Publishing this revised edition has provided the happy possibility of correcting not only the kind of error that gives authors sleepless nights, but of offering new information about many of the works discussed. Moreover, this updated edition has allowed me not only to add several paintings by artists whose reputations have soared since 1984 (Boilly and Hammershoi), but also many illustrated references to the history of photography, from Nadar to Strindberg, which I hope will clarify both the range and variety of this new medium as well as the ways in which it may now be seen as an essential part of the history of nineteenth-century painting. My greatest wish is that this new edition will continue to offer an open-minded guide to the endless possibilities of seeing and interpreting nineteenth-century art.

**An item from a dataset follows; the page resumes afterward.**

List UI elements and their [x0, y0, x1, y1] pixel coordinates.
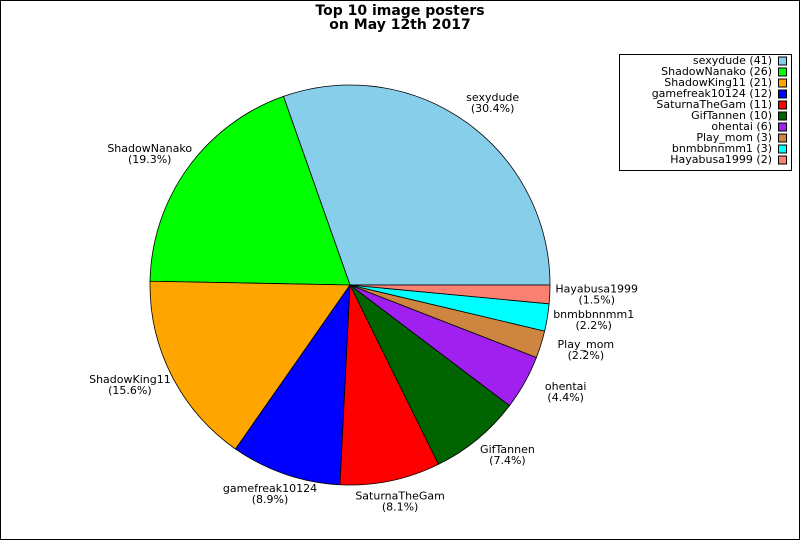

For the rejuvenation of this book, I must offer four different kinds of gratitude. One, to Sarah Touborg, of Prentice Hall, who first asked me what I thought about bringing things up to date, and then set the wheels in motion. Two, to Jessica Spencer, of Laurence King, who with endless patience and humor, held my hand throughout the arduous process of reconfiguring text and illustration and checking the new text word by word. Three, to Ariel Plotek, who brought the long bibliography, now twenty years old, to the state of the art. And four, to Jason Rosenfeld, who, in boxed inserts, contributed an ongoing selection of fresh critical anthologies that mirror the changing historical responses to specific works discussed in the text. Without their contributions, this book could never have been steered ahead into the twenty-first century.